From Capability to Judgment: Jaspreet Bindra on AI’s Defining Shift from 2025 to 2026

Update: 2025-12-19 11:13 IST

As artificial intelligence moves from experimentation to execution, the conversation is no longer about what AI can do, but about how it will reshape work, judgment and society at scale. In an exclusive interaction with The Hans India, Mr Jaspreet Bindra, Co-founder of AI&Beyond, reflects on AI’s journey from 2025 to 2026—why agentic systems became the defining shift of the past year, what the rise of the Reasoning Web means for the future of the internet, and why the next phase of AI will demand more wisdom from humans, not less.

You’ve described 2025 as the year AI “grew hands.” What do you mean by that?

If 2024 was the year AI learned to talk, 2025 was when it learned to act. This was the year AI decisively moved beyond demos and pilots into execution, autonomy and scale. The focus shifted from using AI tools to building AI agents—systems that don’t just advise humans but execute multi-step workflows across enterprise software. “Agentic AI” replaced “Generative AI” as the dominant paradigm, and AI began behaving less like an assistant and more like a junior colleague.

How significant was this shift for enterprises?

It was a moment of reckoning. Enterprises stopped indulging vanity pilots and started demanding measurable ROI. AI adoption became the default rather than the exception. Coding emerged as the first truly scaled use case, with tools like Claude, Cursor and Copilot generating over 40 percent of new enterprise code. As a result, the role of the software engineer began to change—from writing every line of code to designing systems and supervising machine labour. As Jensen Huang memorably put it, we are becoming HR managers for software agents.

What foundational changes were happening beneath the surface in 2025?

The physical foundations of AI were being laid. The “atoms for algorithms” movement saw Big Tech revive nuclear energy to power gigawatt-scale data centres. AI didn’t just reshape software; it began reconfiguring global energy infrastructure. At the same time, China quietly dominated 2025 by focusing on applications, open-source leadership and energy abundance, rather than loudly proclaiming AGI timelines. Once again, ownership of open source proved to be a long-term strategic advantage.

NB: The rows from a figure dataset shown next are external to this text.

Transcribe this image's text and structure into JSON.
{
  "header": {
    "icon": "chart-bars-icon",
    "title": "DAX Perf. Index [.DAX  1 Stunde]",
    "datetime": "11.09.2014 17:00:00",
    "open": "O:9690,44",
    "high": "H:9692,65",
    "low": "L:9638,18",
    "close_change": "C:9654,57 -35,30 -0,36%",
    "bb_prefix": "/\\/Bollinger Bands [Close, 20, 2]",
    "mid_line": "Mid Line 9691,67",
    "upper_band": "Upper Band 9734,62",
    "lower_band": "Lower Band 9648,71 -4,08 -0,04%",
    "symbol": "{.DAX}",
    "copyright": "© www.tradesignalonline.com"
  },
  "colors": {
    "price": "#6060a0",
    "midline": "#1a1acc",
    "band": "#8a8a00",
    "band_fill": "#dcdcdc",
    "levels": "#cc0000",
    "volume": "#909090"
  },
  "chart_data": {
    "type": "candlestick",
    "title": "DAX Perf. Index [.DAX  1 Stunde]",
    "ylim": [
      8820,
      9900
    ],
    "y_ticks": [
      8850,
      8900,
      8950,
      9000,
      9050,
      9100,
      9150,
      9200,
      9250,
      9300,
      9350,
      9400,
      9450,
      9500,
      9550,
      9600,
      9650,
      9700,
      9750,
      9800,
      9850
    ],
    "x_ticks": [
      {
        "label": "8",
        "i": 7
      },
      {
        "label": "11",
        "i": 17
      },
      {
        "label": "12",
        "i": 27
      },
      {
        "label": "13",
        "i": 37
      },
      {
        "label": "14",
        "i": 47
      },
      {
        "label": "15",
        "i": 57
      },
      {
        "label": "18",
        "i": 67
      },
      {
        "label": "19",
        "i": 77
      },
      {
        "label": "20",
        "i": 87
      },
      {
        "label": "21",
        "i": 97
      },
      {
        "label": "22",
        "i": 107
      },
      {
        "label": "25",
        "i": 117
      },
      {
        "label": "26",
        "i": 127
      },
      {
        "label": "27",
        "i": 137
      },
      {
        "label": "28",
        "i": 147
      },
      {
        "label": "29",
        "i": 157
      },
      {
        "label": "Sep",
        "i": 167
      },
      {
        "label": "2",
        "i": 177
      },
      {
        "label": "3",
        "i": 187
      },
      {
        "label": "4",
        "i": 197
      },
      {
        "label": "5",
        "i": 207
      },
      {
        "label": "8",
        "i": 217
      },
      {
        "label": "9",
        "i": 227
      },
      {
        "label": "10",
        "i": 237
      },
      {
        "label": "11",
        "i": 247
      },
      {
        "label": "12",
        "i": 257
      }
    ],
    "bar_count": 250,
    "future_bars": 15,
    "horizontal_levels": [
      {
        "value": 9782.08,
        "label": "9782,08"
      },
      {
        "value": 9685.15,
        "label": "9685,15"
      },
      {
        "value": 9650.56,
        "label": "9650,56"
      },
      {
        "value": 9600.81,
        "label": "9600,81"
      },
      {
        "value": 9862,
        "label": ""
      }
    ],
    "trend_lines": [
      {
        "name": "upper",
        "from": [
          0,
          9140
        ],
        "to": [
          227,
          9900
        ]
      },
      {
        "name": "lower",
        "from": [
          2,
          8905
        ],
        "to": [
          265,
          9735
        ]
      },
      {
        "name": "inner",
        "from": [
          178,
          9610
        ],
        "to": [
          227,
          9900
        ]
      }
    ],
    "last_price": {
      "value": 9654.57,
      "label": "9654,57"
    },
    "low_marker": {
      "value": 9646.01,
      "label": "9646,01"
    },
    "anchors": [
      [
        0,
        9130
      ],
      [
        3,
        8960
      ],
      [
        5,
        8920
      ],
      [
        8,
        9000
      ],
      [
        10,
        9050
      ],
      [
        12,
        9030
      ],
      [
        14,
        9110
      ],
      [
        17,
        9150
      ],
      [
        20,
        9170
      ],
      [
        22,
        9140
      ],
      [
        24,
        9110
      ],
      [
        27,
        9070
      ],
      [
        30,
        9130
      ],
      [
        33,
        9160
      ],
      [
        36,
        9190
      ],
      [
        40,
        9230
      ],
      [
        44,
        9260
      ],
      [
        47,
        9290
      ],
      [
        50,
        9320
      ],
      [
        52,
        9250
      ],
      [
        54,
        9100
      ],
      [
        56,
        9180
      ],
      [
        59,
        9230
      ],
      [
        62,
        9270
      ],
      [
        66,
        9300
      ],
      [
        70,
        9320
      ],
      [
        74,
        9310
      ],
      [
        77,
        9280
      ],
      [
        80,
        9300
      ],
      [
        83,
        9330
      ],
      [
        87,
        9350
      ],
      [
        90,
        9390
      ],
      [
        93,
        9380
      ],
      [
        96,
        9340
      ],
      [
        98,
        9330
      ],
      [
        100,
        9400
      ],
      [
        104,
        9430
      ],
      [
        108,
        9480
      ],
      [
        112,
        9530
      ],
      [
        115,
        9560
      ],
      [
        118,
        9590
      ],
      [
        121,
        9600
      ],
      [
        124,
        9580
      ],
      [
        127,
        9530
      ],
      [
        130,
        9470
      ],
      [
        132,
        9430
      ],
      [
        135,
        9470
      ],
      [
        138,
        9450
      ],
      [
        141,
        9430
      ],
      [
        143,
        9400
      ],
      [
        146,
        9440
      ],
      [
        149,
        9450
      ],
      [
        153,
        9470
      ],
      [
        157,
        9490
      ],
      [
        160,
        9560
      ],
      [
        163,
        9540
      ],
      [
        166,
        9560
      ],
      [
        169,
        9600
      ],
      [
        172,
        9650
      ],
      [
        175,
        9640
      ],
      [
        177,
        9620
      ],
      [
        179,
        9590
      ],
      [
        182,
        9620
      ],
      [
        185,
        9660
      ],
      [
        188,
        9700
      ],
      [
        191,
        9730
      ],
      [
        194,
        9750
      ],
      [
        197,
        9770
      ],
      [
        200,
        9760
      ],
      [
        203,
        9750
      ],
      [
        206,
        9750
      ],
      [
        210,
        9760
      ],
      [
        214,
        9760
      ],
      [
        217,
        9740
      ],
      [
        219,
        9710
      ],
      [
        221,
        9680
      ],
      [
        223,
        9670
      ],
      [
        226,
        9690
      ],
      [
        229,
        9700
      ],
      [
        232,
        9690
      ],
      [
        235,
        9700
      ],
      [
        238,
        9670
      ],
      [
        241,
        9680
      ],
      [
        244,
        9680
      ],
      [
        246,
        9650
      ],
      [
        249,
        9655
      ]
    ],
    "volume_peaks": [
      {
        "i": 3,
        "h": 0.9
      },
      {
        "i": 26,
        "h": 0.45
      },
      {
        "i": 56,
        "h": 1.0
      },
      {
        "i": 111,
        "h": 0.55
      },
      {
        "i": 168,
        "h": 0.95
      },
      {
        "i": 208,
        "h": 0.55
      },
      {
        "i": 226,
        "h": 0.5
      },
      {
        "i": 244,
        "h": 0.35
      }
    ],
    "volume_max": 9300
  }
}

2025 also exposed some of AI’s darker edges. What stood out for you?

Several things. Deepfakes emerged as a serious threat to democratic processes around the world. AI companions raised uncomfortable questions about loneliness, dependency and human connection. The industry also hit a hard data wall, forcing a pivot toward synthetic data. Despite these challenges, Google ended the year as an unlikely AI king, leveraging its full-stack advantage across chips, models, data and distribution.

You’ve said that if 2025 was about capability, 2026 will be about judgment. Why is judgment the key theme now?

Because raw intelligence is no longer the constraint. We are entering what I call the Age of the Reasoning Web, where search engines become answer engines and AI browsers synthesize knowledge instead of sending users to blue links. This will force a reinvention of the web’s economic model—or risk killing the very creators AI depends on. In this phase, judgment—how we design, deploy and govern AI—will matter far more than sheer capability.

How will AI agents evolve in 2026?

Agents will move from copilots to colleagues. They will quietly run entire workflows under light human supervision. The emphasis will be less on flashy demos and more on invisible, reliable automation that actually works at scale. Humans will remain in the loop, but increasingly as decision-makers and supervisors rather than operators.

You’ve also spoken about AI “getting a body.” What does that mean in practical terms?

2026 will be the year physical AI truly scales. Robots and autonomous systems will move beyond labs and pilots into warehouses, factories and city streets. Waymo’s expansion across cities and continents is a strong signal that embodied intelligence is no longer speculative—it’s operational and economically viable.

Do you expect turbulence in the AI market as we move into 2026?

There will be a correction in AI valuations, but not a collapse. The technology is real, the infrastructure is deep, and the cash flows are strong. What will rise instead is the human premium. As AI-generated content floods the internet, verified human creativity, judgment and authentic connection will become increasingly valuable—almost luxury goods.

What does this transition mean for India?

For India, 2026 could be a defining moment. We’ll see progress in sovereign AI infrastructure, an explosion of vernacular content, and GPU access that finally feels real rather than theoretical. If 2025 showed us what AI can do, 2026 will force India—and the world—to decide how we live, work and govern alongside it.

How would you sum up AI’s journey from 2025 to 2026?

The age of raw intelligence is behind us. The age of wisdom begins now.